In Deutschland ist eine Debatte um einen besseren Schutz von Kindern und Jugendlichen im Umgang mit sozialen Medien entbrannt: Bundesbildungsministerin Karin Prien (CDU) sieht hier Handlungsbedarf und plädiert für eine Altersüberprüfung. „Unsere Kinder bewegen sich täglich in einer digitalen Welt, in der sie auf vieles treffen: Cybermobbing, sexualisierte Ansprache oder extremistisches Gedankengut – das überfordert junge Menschen“, sagte sie unserer Redaktion. „Grundsätzlich müssen wir Kinder und Jugendliche etwa vor Sucht, vor Gewaltverherrlichung und politischer Indoktrination durch Extremisten jeder Couleur schützen.“ Für Forderungen nach einem konkreten Mindestalter für den Zugang zu sozialen Medien habe sie große Sympathie, halte aber „eine wissenschaftliche Grundlage für hilfreich“. Mit den Bundesländern soll eine nationale Strategie für mehr Kinderschutz in der digitalen Welt erstellt werden.

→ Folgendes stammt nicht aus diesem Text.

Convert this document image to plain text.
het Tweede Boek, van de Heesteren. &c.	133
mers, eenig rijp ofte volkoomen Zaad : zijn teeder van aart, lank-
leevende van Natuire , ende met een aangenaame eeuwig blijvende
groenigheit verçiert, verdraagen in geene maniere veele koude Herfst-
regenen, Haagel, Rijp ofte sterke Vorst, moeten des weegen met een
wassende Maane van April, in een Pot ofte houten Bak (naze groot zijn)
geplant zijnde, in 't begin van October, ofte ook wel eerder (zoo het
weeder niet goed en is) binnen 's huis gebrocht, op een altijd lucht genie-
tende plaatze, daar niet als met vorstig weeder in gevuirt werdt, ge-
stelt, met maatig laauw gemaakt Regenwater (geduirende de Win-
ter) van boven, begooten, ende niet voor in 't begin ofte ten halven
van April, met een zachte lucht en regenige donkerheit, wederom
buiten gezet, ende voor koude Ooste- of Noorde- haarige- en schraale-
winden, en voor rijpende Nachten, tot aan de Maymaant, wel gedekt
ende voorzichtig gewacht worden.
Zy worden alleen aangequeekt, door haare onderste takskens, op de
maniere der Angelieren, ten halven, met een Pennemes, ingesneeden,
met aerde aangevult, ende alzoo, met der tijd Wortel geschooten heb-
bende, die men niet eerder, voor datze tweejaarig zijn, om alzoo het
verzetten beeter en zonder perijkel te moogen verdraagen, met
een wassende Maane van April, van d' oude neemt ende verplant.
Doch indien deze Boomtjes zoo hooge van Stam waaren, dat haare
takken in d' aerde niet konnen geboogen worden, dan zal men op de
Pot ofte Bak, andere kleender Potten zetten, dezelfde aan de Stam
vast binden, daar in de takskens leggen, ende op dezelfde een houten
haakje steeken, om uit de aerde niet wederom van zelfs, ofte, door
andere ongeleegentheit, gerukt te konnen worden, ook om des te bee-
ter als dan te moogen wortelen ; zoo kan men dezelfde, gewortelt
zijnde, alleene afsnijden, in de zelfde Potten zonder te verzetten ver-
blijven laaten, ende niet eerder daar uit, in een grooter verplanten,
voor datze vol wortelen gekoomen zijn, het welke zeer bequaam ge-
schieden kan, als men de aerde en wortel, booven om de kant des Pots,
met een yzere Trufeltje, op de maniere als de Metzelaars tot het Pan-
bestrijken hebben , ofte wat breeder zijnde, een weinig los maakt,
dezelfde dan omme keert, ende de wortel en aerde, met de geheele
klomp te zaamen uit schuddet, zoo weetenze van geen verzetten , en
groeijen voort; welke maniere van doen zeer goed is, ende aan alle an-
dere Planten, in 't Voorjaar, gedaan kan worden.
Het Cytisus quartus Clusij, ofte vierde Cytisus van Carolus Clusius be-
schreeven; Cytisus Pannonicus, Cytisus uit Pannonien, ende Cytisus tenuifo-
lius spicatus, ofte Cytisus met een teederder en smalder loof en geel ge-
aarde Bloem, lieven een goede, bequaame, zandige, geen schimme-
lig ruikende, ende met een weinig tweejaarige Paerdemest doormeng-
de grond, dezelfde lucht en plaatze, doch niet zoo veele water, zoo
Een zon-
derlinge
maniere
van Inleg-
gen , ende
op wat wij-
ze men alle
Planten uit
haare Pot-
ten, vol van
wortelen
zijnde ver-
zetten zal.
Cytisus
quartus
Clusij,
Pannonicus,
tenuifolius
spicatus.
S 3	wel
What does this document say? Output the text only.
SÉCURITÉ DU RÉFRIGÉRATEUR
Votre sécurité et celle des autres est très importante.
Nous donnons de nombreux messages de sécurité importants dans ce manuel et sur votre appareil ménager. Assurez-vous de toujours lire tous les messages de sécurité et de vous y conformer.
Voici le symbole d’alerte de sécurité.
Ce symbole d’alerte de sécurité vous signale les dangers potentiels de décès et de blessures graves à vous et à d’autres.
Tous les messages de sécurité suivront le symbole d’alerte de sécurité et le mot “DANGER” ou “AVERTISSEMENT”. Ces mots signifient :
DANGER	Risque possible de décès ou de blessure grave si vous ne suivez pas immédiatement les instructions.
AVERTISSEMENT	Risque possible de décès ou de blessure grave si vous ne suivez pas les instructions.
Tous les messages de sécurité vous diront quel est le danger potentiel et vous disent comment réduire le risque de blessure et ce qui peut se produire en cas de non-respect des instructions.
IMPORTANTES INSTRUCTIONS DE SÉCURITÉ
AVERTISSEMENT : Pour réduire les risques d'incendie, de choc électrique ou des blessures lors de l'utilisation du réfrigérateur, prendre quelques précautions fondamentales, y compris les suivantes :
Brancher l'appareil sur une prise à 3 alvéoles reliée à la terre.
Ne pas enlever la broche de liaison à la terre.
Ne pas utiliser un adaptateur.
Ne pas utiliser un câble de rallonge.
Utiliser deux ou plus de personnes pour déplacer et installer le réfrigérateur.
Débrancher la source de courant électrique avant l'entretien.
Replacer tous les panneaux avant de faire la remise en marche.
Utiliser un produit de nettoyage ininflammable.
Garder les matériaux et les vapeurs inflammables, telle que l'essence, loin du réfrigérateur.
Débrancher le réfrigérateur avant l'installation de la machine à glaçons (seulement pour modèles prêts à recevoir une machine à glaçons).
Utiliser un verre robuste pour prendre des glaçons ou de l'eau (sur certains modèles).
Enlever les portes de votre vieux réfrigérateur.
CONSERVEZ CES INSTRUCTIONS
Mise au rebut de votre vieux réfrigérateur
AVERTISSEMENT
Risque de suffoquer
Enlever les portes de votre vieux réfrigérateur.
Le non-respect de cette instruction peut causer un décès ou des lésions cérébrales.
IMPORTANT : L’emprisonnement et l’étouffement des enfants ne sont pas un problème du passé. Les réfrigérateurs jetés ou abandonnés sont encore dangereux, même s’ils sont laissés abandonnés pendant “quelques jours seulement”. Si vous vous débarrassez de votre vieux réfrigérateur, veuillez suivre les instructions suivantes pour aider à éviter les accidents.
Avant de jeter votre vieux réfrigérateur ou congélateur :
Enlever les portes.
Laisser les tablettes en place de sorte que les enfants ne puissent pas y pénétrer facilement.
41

Das Thema beschäftigt viele Länder. Australien hat schon ein Nutzungsverbot für Jugendliche unter 16 Jahren eingeführt. Bayerns Sozialministerin Ulrike Scharf (CSU) erklärte dagegen gegenüber unserer Redaktion: „Kinder und Jugendliche leben in einer digitalen Welt – sie kennen es gar nicht anders. Verbote oder pauschale Altersgrenzen bringen uns nicht weiter. Sie sind realistisch nicht umsetzbar.“ Entscheidend sei es, die Medienkompetenz der jungen Leute gezielt zu stärken „und den Kinder- und Jugendschutz sinnvoll auszubauen“. Auch SPD-Chefin Saskia Esken sagte auf Anfrage: „Ich halte nicht viel von einem Verbot einzelner sozialer Medien. Soziale Medien gehören zur Lebensrealität vor allem junger Menschen und sie sind wichtige Orte der Kommunikation, Information und Teilhabe.“ Sie setzt ebenfalls auf mehr Medienkompetenz, fordert aber auch „Transparenzpflichten der Plattformen beim Einsatz von Algorithmen und die Kennzeichnung von Bots“.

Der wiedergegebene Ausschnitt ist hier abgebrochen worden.